[Python-ideas] A different kind of context manager
Kristján Valur Jónsson
kristjan at ccpgames.com
Wed Oct 23 16:51:05 CEST 2013
Ah, I forgot about the changed flow control with “return”, “break”, “continue”.
The decorator way does not allow that. A special “block” callable would be needed, with special return opcodes.
K
From: Kristján Valur Jónsson
Sent: 23. október 2013 14:48
To: 'Antony Lee'; python-ideas at googlegroups.com
Cc: python-ideas at python.org
Subject: RE: [Python-ideas] A different kind of context manager
Nice suggestion. And I can also do:
def _():
do_stuff()
result = execute_subprocess(_)
i.e. just do it manually, rather than with the decorator.

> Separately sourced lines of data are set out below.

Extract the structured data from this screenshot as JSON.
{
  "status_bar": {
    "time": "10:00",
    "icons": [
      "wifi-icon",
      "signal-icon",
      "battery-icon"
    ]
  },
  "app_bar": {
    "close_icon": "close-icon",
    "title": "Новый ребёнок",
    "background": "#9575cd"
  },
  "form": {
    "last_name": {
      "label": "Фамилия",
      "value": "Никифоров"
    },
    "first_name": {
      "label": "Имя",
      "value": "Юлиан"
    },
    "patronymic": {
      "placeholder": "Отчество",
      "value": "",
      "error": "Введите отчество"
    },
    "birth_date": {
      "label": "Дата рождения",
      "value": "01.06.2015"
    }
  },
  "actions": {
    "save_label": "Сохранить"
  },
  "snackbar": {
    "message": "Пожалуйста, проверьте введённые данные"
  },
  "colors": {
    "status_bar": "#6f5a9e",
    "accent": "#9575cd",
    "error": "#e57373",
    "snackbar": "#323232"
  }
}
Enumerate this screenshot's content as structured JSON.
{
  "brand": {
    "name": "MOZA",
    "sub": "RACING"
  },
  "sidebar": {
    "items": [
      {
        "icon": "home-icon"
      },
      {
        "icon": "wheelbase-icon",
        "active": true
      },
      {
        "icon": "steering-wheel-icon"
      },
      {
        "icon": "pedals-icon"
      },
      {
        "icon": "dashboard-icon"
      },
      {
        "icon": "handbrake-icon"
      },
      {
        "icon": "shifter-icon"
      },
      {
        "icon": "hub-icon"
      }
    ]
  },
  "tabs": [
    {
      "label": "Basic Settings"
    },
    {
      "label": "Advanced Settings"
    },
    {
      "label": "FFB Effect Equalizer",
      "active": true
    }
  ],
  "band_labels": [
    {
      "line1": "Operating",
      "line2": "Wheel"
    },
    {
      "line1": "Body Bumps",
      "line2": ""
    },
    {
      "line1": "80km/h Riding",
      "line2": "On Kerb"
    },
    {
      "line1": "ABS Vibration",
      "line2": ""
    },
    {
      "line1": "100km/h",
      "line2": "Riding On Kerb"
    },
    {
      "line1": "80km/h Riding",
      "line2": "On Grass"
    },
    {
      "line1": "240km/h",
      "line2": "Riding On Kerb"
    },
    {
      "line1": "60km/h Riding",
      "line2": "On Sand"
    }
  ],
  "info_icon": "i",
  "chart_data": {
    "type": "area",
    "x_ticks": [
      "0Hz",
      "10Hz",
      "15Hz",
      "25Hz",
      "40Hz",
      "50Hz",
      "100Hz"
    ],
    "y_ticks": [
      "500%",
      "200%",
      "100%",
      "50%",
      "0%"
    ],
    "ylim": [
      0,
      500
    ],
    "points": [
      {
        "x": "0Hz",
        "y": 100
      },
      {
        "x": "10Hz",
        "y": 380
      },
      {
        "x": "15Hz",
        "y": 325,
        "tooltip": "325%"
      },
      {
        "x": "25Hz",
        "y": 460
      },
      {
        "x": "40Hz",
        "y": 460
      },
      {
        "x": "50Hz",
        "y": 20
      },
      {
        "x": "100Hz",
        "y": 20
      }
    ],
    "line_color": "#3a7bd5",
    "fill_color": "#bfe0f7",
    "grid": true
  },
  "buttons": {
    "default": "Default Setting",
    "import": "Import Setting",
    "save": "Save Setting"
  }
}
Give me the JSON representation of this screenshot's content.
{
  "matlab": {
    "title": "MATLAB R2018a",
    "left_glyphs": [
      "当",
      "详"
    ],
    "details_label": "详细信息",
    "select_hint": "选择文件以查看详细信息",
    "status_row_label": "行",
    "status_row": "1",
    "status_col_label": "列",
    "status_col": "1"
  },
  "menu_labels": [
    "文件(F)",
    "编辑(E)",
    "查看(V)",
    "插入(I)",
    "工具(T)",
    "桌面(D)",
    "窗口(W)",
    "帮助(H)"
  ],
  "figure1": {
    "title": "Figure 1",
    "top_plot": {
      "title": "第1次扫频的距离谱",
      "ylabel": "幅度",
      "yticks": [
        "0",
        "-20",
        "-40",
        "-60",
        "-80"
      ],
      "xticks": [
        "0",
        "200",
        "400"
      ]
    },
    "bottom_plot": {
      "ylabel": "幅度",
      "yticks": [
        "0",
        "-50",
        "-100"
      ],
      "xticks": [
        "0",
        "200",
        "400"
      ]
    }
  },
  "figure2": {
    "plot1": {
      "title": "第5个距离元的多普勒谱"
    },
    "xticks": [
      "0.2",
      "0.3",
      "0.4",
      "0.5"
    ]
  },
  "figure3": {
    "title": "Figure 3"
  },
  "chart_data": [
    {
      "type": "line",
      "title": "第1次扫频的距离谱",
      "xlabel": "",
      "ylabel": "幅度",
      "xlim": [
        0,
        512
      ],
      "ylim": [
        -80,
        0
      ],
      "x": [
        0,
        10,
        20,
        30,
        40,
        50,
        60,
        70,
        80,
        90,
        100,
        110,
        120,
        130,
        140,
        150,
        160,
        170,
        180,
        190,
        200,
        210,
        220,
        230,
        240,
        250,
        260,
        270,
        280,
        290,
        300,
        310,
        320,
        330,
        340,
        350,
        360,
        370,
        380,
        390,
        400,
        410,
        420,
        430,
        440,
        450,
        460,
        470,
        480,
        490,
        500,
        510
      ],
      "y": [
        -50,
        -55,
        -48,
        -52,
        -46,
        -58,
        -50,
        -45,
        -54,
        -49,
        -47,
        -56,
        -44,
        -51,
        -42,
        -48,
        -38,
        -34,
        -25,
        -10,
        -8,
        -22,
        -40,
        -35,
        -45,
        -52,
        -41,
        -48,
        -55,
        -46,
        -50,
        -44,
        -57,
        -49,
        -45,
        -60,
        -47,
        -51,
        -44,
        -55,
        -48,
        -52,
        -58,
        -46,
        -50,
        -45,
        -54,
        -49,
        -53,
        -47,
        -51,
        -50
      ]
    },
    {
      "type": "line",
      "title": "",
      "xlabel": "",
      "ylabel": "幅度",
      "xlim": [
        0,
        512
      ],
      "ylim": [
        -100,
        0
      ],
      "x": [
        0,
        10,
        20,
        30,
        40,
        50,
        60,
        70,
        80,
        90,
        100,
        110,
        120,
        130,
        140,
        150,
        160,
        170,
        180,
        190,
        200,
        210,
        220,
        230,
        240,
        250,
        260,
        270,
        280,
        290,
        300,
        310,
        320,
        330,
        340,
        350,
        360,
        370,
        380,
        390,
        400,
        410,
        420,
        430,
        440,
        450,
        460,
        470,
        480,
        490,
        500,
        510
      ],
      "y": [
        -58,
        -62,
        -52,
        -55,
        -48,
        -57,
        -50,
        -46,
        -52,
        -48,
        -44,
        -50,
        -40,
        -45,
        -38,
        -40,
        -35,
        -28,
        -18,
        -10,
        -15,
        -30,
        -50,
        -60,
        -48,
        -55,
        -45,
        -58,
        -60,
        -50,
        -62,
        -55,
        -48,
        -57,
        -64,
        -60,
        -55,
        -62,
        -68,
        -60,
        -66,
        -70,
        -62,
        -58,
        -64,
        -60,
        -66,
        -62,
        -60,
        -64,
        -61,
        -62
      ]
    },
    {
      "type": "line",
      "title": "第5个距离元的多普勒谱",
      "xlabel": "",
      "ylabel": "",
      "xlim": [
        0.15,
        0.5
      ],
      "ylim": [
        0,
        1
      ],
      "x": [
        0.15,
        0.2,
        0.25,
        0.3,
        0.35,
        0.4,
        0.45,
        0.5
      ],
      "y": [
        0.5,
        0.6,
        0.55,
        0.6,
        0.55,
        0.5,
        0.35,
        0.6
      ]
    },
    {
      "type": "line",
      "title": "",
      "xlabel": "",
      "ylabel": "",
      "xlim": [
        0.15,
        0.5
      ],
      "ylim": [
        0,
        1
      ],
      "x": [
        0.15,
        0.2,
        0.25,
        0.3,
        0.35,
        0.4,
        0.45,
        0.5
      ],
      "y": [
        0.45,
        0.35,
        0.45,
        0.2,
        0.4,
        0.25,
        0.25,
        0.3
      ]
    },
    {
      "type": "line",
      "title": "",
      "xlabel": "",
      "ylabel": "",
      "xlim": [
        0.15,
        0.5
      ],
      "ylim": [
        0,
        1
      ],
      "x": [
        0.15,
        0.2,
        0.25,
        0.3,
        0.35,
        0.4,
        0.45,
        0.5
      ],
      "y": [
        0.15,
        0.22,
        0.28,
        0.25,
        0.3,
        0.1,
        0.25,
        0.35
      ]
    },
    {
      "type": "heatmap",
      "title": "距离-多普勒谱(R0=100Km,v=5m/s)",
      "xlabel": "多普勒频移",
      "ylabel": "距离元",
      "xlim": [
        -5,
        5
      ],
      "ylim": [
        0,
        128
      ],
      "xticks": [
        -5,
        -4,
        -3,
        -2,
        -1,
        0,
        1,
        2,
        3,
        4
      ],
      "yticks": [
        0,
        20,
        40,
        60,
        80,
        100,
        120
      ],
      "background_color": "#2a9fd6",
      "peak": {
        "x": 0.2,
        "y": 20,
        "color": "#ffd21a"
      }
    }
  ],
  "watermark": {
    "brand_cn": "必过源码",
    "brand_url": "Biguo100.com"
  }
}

Your suggestion, though, is actually not such a bad pattern, but it has a few drawbacks:
1) You need the “nonlocal” qualifier to pass values out of it
2) It has the side effect of setting _
3) It is a bit non-intuitive, particularly when decorators start taking arguments. When is the decorator run? This is not always immediately clear. Well, it is simpler than a regular decorator, since it will invoke the target function itself…
4) The syntax is not nice.
Decorators themselves were invented as syntactic sugar to get rid of the
def foo():
…
foo = bar()
pattern. Maybe I should revise my suggestion then? A new syntax that does the above, i.e.:
new_with cm as bar: # or whatever keyword is deemed appropriate.
do_stuff()
compiles to:
@cm
def _( _bar):
pragma(“nonlocal”, 1) # moves binding one step upwards
bar = _bar
do_stuff()
But with _ and _bar magically hidden.
The only thing really needed, then is the support for “pragma(“nonlocal”, 1)” or an equivalent way of changing the default binding of variables, and compiler magic for syntax.
K
From: Antony Lee [mailto:anntzer.lee at gmail.com]
Sent: 22. október 2013 00:18
To: python-ideas at googlegroups.com<mailto:python-ideas at googlegroups.com>
Cc: python-ideas at python.org<mailto:python-ideas at python.org>; Kristján Valur Jónsson
Subject: Re: [Python-ideas] A different kind of context manager
You can get the desired behavior by (ab)using function decorators, by rewriting
with as_subprocess():
do_stuff()
as
@as_subprocess
def _():
<do stuff>
Yes, it's not very elegant syntactically but gets the work done (and this technique is generalizable to most uses of Ruby-style blocks, I believe).